I’m sure A Crooked Line didn’t go all the way toward addressing my ignorance, but it certainly helped. Eley tells the story from his own perspective as a historian coming of age at the eve of history’s first large shift from building traditional narratives to using the tools of sociology to address large-scale questions of the development of society and class relations. This is the portion of the book he titles “Optimism,” chronicling his own excitement as a historian realizing the possibilities of the social sciences to help answer big questions in history, primarily from a Marxist, materialist perspective. Here, the work that he cites as indicative and exemplary of this approach is Edward Thompson’s The Making of the English Working Class (1963). British Marxist historians led the way with utilizing the empirical tools of social science to provide an explanatory framework for the evolution and the conflicts in society at large. For a historian, this held the promise of understanding, engaging, and perhaps even shaping social change.

In the second portion of the book, Eley focuses on the particular challenges of German historiography and the ways in which it illustrated the limits of a materialist approach. In particular—and here the section of the book is called “Disappointment”—the historiographical puzzle of Nazi Germany, the failure to explain the atrocities of World War II using the materialist, structuralist tool bag of social history, tempered early optimism regarding this approach. Tim Mason’s studies of Nazism in the 1970s, according to Eley, illustrated the difficulty of building up a complete history of the Third Reich from the foundation of class relations.

In “Reflectiveness,” the third portion of the work, Eley discusses the “linguistic” or “cultural turn” in history that took place in the 1980s as the field of history became influenced (or infiltrated, depending on your point of view) by anthropology, literary and art studies, oral histories, and the prioritizing of the unique, local, or small-scale, resulting in a historical approach much more open to cultural studies. This was tied to the realization that categories such as gender, race, and colonialism could be used in new and important ways for understanding history. Eley touches on the culture wars that resulted, as traditional historians cleaved to more social historical approaches and resisted what they saw as a “dissent into discourse.” Here the keystone text is Carolyn Steedman’s Landscape for a Good Woman (1987). Eley takes a bright view of the efflorescence of such cultural approaches, asking why such tools and methods should not be used to compliment the historian’s work. Cultural studies, he convincingly argues, bring new questions and methods to the table and moreover make heard historic voices that have been silenced in the past.

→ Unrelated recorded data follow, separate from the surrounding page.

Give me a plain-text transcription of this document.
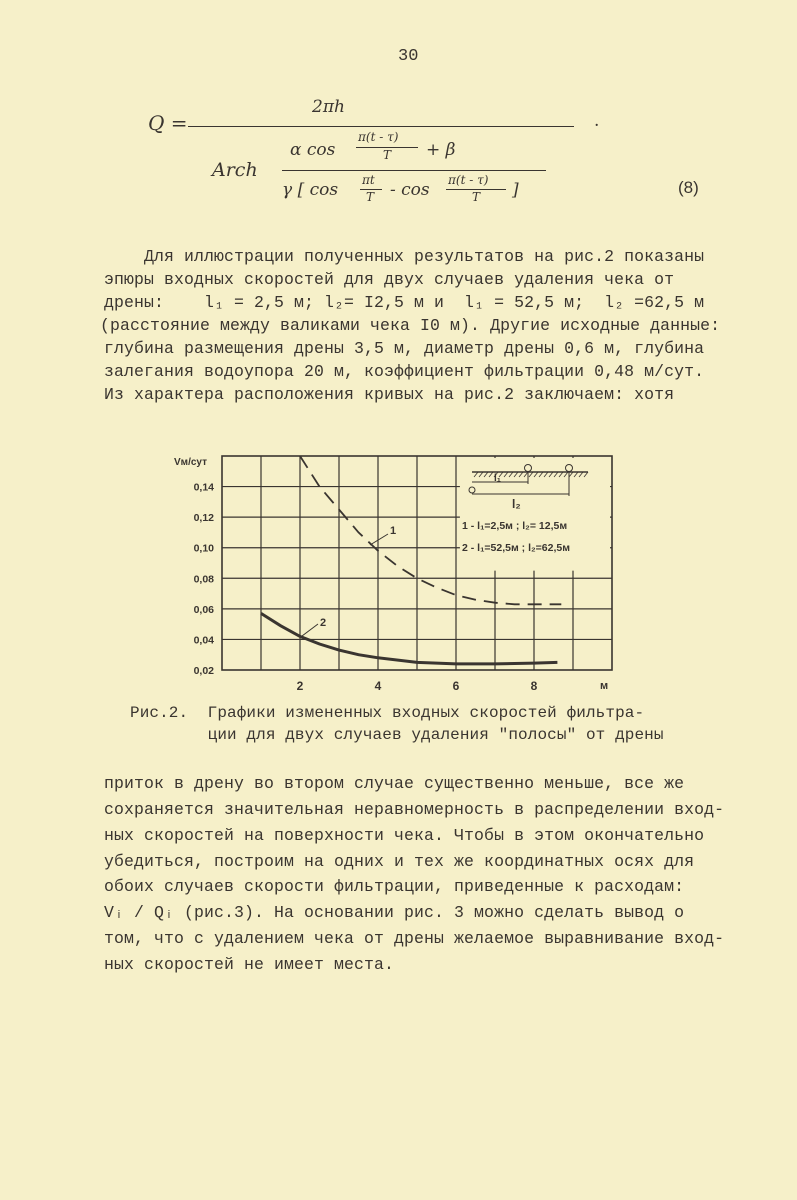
30
Q =
2πh
.
Arch
α cos
π(t - τ)
T + β
γ [ cos πt
T - cos π(t - τ)
T ]	(8)
Для иллюстрации полученных результатов на рис.2 показаны
эпюры входных скоростей для двух случаев удаления чека от
дрены:    l₁ = 2,5 м; l₂= I2,5 м и  l₁ = 52,5 м;  l₂ =62,5 м
(расстояние между валиками чека I0 м). Другие исходные данные:
глубина размещения дрены 3,5 м, диаметр дрены 0,6 м, глубина
залегания водоупора 20 м, коэффициент фильтрации 0,48 м/сут.
Из характера расположения кривых на рис.2 заключаем: хотя
l₁
l₂
1 - l₁=2,5м ; l₂= 12,5м
2 - l₁=52,5м ; l₂=62,5м
1
2
0,02
0,04
0,06
0,08
0,10
0,12
0,14
2	4	6	8	м
Vм/сут
Рис.2.  Графики измененных входных скоростей фильтра-
ции для двух случаев удаления "полосы" от дрены
приток в дрену во втором случае существенно меньше, все же
сохраняется значительная неравномерность в распределении вход-
ных скоростей на поверхности чека. Чтобы в этом окончательно
убедиться, построим на одних и тех же координатных осях для
обоих случаев скорости фильтрации, приведенные к расходам:
Vᵢ / Qᵢ (рис.3). На основании рис. 3 можно сделать вывод о
том, что с удалением чека от дрены желаемое выравнивание вход-
ных скоростей не имеет места.
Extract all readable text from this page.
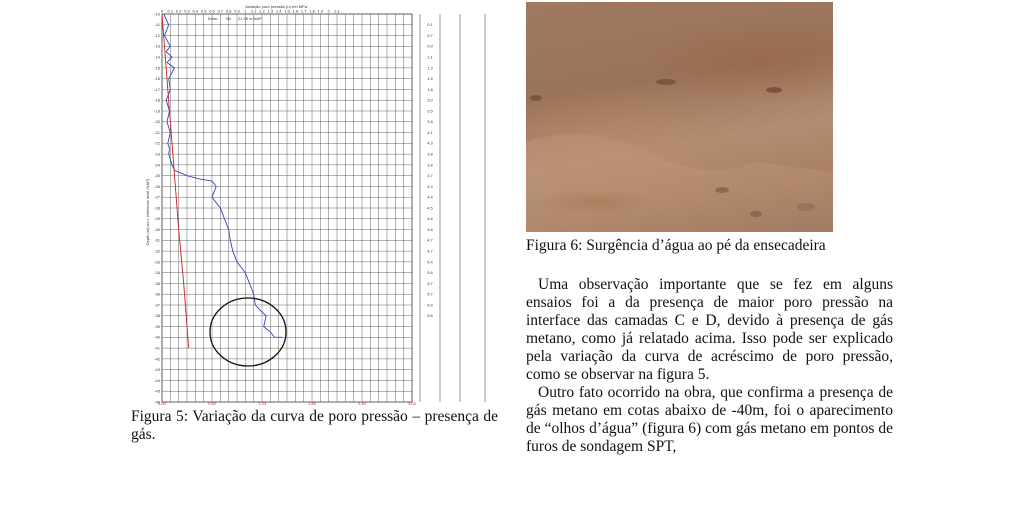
Variação poro pressão (u) em MPa
Estm. Sh 21.35 m NAP
Depth (m) w.r.t. reference level (NAP)
-10
-11
-12
-13
-14
-15
-16
-17
-18
-19
-20
-21
-22
-23
-24
-25
-26
-27
-28
-29
-30
-31
-32
-33
-34
-35
-36
-37
-38
-39
-40
-41
-42
-43
-44
-45
-46
0 0.1 0.2 0.3 0.4 0.5 0.6 0.7 0.8 0.9 1 1.1 1.2 1.3 1.4 1.5 1.6 1.7 1.8 1.9 2 2.1
0.00	0.60	1.20	1.80	2.40	3.00
0.1
0.7
0.9
1.1
1.3
1.5
1.8
3.0
3.5
3.8
4.1
4.3
3.8
3.8
3.7
4.3
4.4
4.5
4.6
4.6
4.7
4.7
5.4
5.6
5.7
5.7
5.9
5.8
Figura 5: Variação da curva de poro pressão – presença de gás.
Figura 6: Surgência d’água ao pé da ensecadeira

Uma observação importante que se fez em alguns ensaios foi a da presença de maior poro pressão na interface das camadas C e D, devido à presença de gás metano, como já relatado acima. Isso pode ser explicado pela variação da curva de acréscimo de poro pressão, como se observar na figura 5.

Outro fato ocorrido na obra, que confirma a presença de gás metano em cotas abaixo de -40m, foi o aparecimento de “olhos d’água” (figura 6) com gás metano em pontos de furos de sondagem SPT,
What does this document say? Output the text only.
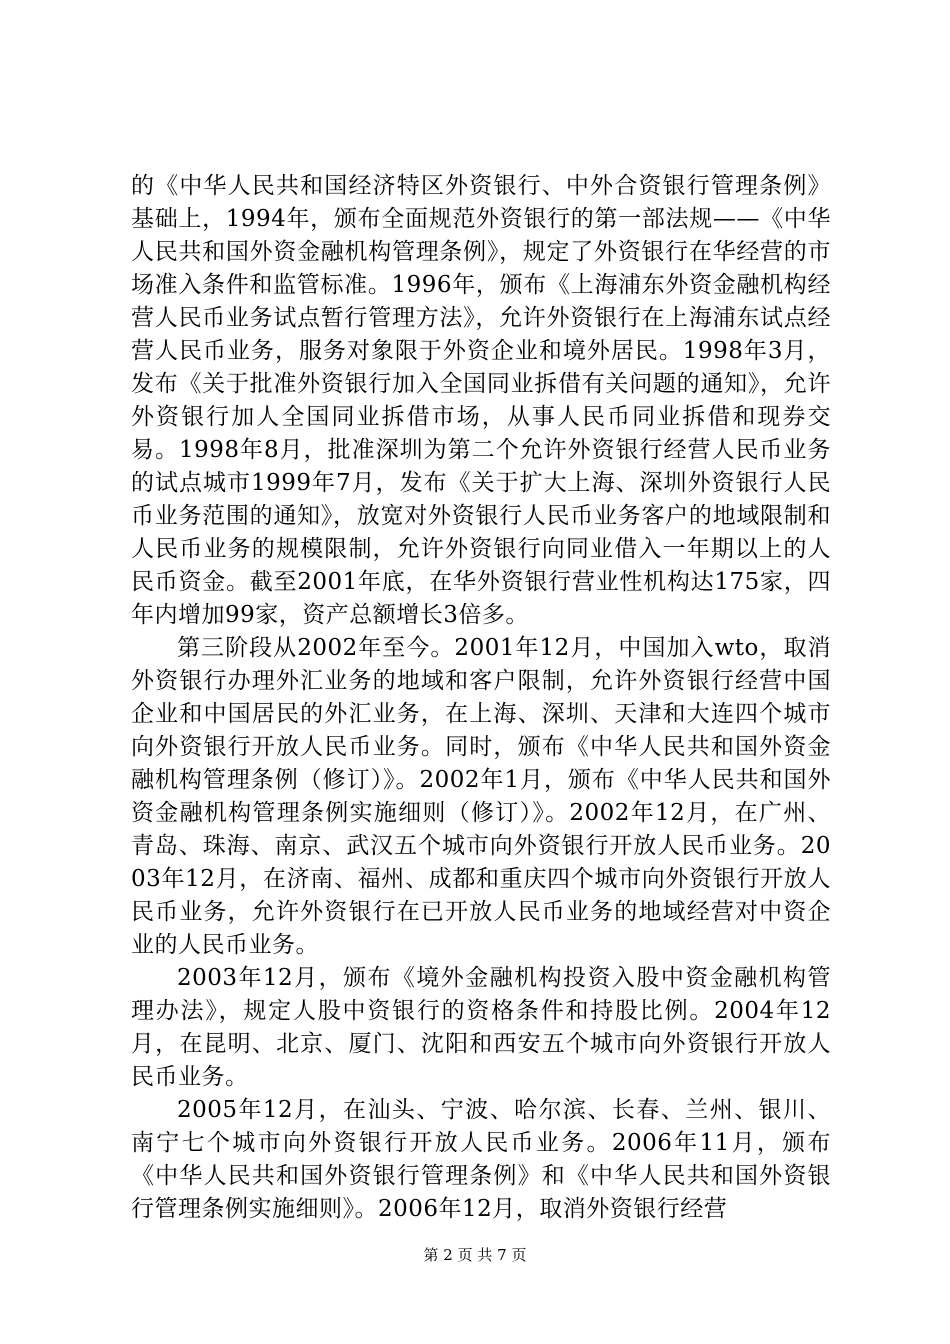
的《中华人民共和国经济特区外资银行、中外合资银行管理条例》基础上，1994年，颁布全面规范外资银行的第一部法规——《中华人民共和国外资金融机构管理条例》，规定了外资银行在华经营的市场准入条件和监管标准。1996年，颁布《上海浦东外资金融机构经营人民币业务试点暂行管理方法》，允许外资银行在上海浦东试点经营人民币业务，服务对象限于外资企业和境外居民。1998年3月，发布《关于批准外资银行加入全国同业拆借有关问题的通知》，允许外资银行加人全国同业拆借市场，从事人民币同业拆借和现券交易。1998年8月，批准深圳为第二个允许外资银行经营人民币业务的试点城市1999年7月，发布《关于扩大上海、深圳外资银行人民币业务范围的通知》，放宽对外资银行人民币业务客户的地域限制和人民币业务的规模限制，允许外资银行向同业借入一年期以上的人民币资金。截至2001年底，在华外资银行营业性机构达175家，四年内增加99家，资产总额增长3倍多。

第三阶段从2002年至今。2001年12月，中国加入wto，取消外资银行办理外汇业务的地域和客户限制，允许外资银行经营中国企业和中国居民的外汇业务，在上海、深圳、天津和大连四个城市向外资银行开放人民币业务。同时，颁布《中华人民共和国外资金融机构管理条例（修订）》。2002年1月，颁布《中华人民共和国外资金融机构管理条例实施细则（修订）》。2002年12月，在广州、青岛、珠海、南京、武汉五个城市向外资银行开放人民币业务。2003年12月，在济南、福州、成都和重庆四个城市向外资银行开放人民币业务，允许外资银行在已开放人民币业务的地域经营对中资企业的人民币业务。

2003年12月，颁布《境外金融机构投资入股中资金融机构管理办法》，规定人股中资银行的资格条件和持股比例。2004年12月，在昆明、北京、厦门、沈阳和西安五个城市向外资银行开放人民币业务。

2005年12月，在汕头、宁波、哈尔滨、长春、兰州、银川、南宁七个城市向外资银行开放人民币业务。2006年11月，颁布《中华人民共和国外资银行管理条例》和《中华人民共和国外资银行管理条例实施细则》。2006年12月，取消外资银行经营

第 2 页 共 7 页
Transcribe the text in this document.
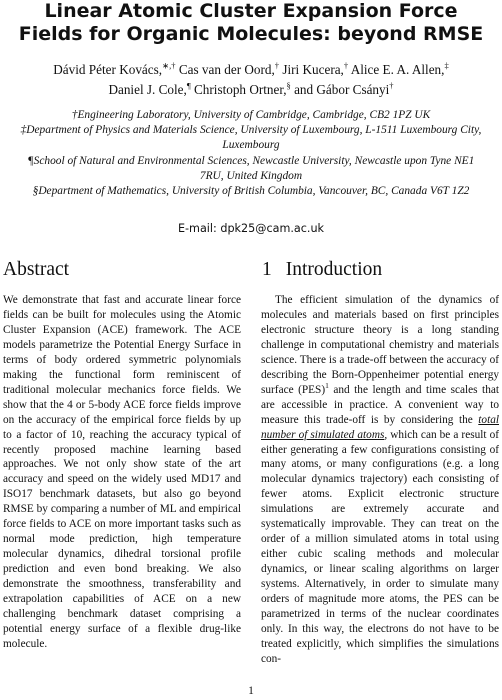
Linear Atomic Cluster Expansion Force Fields for Organic Molecules: beyond RMSE
Dávid Péter Kovács,∗,† Cas van der Oord,† Jiri Kucera,† Alice E. A. Allen,‡
Daniel J. Cole,¶ Christoph Ortner,§ and Gábor Csányi†

†Engineering Laboratory, University of Cambridge, Cambridge, CB2 1PZ UK

‡Department of Physics and Materials Science, University of Luxembourg, L-1511 Luxembourg City, Luxembourg

¶School of Natural and Environmental Sciences, Newcastle University, Newcastle upon Tyne NE1 7RU, United Kingdom

§Department of Mathematics, University of British Columbia, Vancouver, BC, Canada V6T 1Z2

E-mail: dpk25@cam.ac.uk
Abstract	1 Introduction

We demonstrate that fast and accurate linear force fields can be built for molecules using the Atomic Cluster Expansion (ACE) framework. The ACE models parametrize the Potential Energy Surface in terms of body ordered symmetric polynomials making the functional form reminiscent of traditional molecular mechanics force fields. We show that the 4 or 5-body ACE force fields improve on the accuracy of the empirical force fields by up to a factor of 10, reaching the accuracy typical of recently proposed machine learning based approaches. We not only show state of the art accuracy and speed on the widely used MD17 and ISO17 benchmark datasets, but also go beyond RMSE by comparing a number of ML and empirical force fields to ACE on more important tasks such as normal mode prediction, high temperature molecular dynamics, dihedral torsional profile prediction and even bond breaking. We also demonstrate the smoothness, transferability and extrapolation capabilities of ACE on a new challenging benchmark dataset comprising a potential energy surface of a flexible drug-like molecule.

The efficient simulation of the dynamics of molecules and materials based on first principles electronic structure theory is a long standing challenge in computational chemistry and materials science. There is a trade-off between the accuracy of describing the Born-Oppenheimer potential energy surface (PES)$^1$ and the length and time scales that are accessible in practice. A convenient way to measure this trade-off is by considering the total number of simulated atoms, which can be a result of either generating a few configurations consisting of many atoms, or many configurations (e.g. a long molecular dynamics trajectory) each consisting of fewer atoms. Explicit electronic structure simulations are extremely accurate and systematically improvable. They can treat on the order of a million simulated atoms in total using either cubic scaling methods and molecular dynamics, or linear scaling algorithms on larger systems. Alternatively, in order to simulate many orders of magnitude more atoms, the PES can be parametrized in terms of the nuclear coordinates only. In this way, the electrons do not have to be treated explicitly, which simplifies the simulations con-

1
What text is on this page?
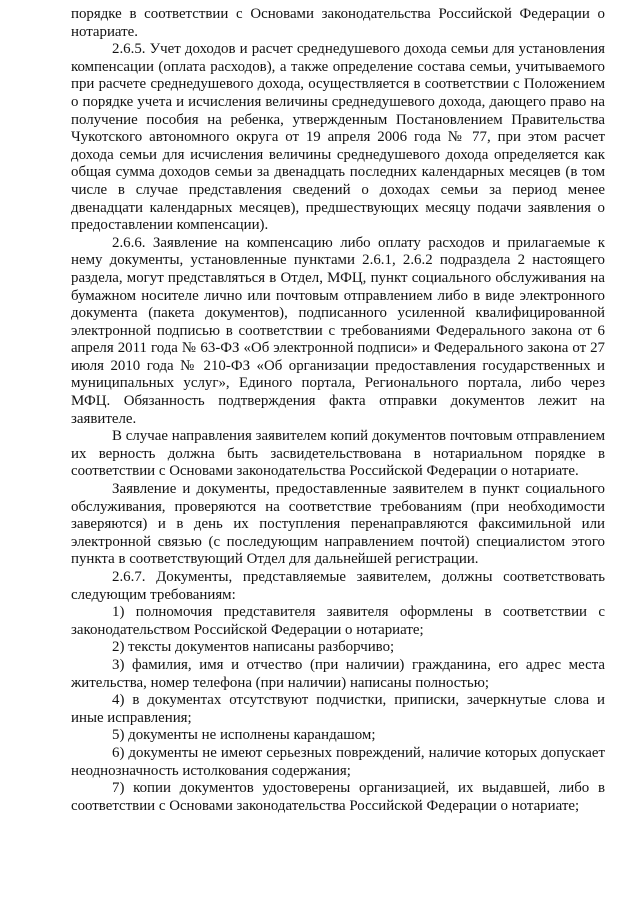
порядке в соответствии с Основами законодательства Российской Федерации о нотариате.

2.6.5. Учет доходов и расчет среднедушевого дохода семьи для установления компенсации (оплата расходов), а также определение состава семьи, учитываемого при расчете среднедушевого дохода, осуществляется в соответствии с Положением о порядке учета и исчисления величины среднедушевого дохода, дающего право на получение пособия на ребенка, утвержденным Постановлением Правительства Чукотского автономного округа от 19 апреля 2006 года № 77, при этом расчет дохода семьи для исчисления величины среднедушевого дохода определяется как общая сумма доходов семьи за двенадцать последних календарных месяцев (в том числе в случае представления сведений о доходах семьи за период менее двенадцати календарных месяцев), предшествующих месяцу подачи заявления о предоставлении компенсации).

2.6.6. Заявление на компенсацию либо оплату расходов и прилагаемые к нему документы, установленные пунктами 2.6.1, 2.6.2 подраздела 2 настоящего раздела, могут представляться в Отдел, МФЦ, пункт социального обслуживания на бумажном носителе лично или почтовым отправлением либо в виде электронного документа (пакета документов), подписанного усиленной квалифицированной электронной подписью в соответствии с требованиями Федерального закона от 6 апреля 2011 года № 63-ФЗ «Об электронной подписи» и Федерального закона от 27 июля 2010 года № 210-ФЗ «Об организации предоставления государственных и муниципальных услуг», Единого портала, Регионального портала, либо через МФЦ. Обязанность подтверждения факта отправки документов лежит на заявителе.

В случае направления заявителем копий документов почтовым отправлением их верность должна быть засвидетельствована в нотариальном порядке в соответствии с Основами законодательства Российской Федерации о нотариате.

Заявление и документы, предоставленные заявителем в пункт социального обслуживания, проверяются на соответствие требованиям (при необходимости заверяются) и в день их поступления перенаправляются факсимильной или электронной связью (с последующим направлением почтой) специалистом этого пункта в соответствующий Отдел для дальнейшей регистрации.

2.6.7. Документы, представляемые заявителем, должны соответствовать следующим требованиям:

1) полномочия представителя заявителя оформлены в соответствии с законодательством Российской Федерации о нотариате;

2) тексты документов написаны разборчиво;

3) фамилия, имя и отчество (при наличии) гражданина, его адрес места жительства, номер телефона (при наличии) написаны полностью;

4) в документах отсутствуют подчистки, приписки, зачеркнутые слова и иные исправления;

5) документы не исполнены карандашом;

6) документы не имеют серьезных повреждений, наличие которых допускает неоднозначность истолкования содержания;

7) копии документов удостоверены организацией, их выдавшей, либо в соответствии с Основами законодательства Российской Федерации о нотариате;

Throughout the book, in his survey of the two great turns in history of the course of the second half of the twentieth century—first the turn toward the social sciences and then toward cultural studies—Eley wants to map these changes to outside influences, particularly political. One of his primary claims is that history should be politically engaged. Perhaps though because of my own hazy grasp on the political history of the 1960s-80s it wasn’t always clear to me how this was the case, either proscriptively or descriptively. History as an explanatory tool for society, a critical self-remembrance, and as a counterpoint to flawed and potentially destructive global narratives, yes, but Eley seems to claim that the influence was often the other way—the political situation influenced the sorts of questions and methods the historical field itself pursued. I needed these dots connected more clearly for me.

The big omission (for me) in this historiography was the history of science. Where does Eley see the history of science as playing a role (if any) in the turns he’s outlined? Historians of science certainly played a role in the culture wars, and cultural studies of science abound today, as in an earlier generation did social studies of scientists and their research schools. I would love to find a similar survey of the field written from the perspective of a historian of science. The closest thing I know of is Helge Kragh’s An Introduction to the Historiography of Science, which, while helpful, lacks the personal flavor and the evident passion that made Eley’s book such a pleasure.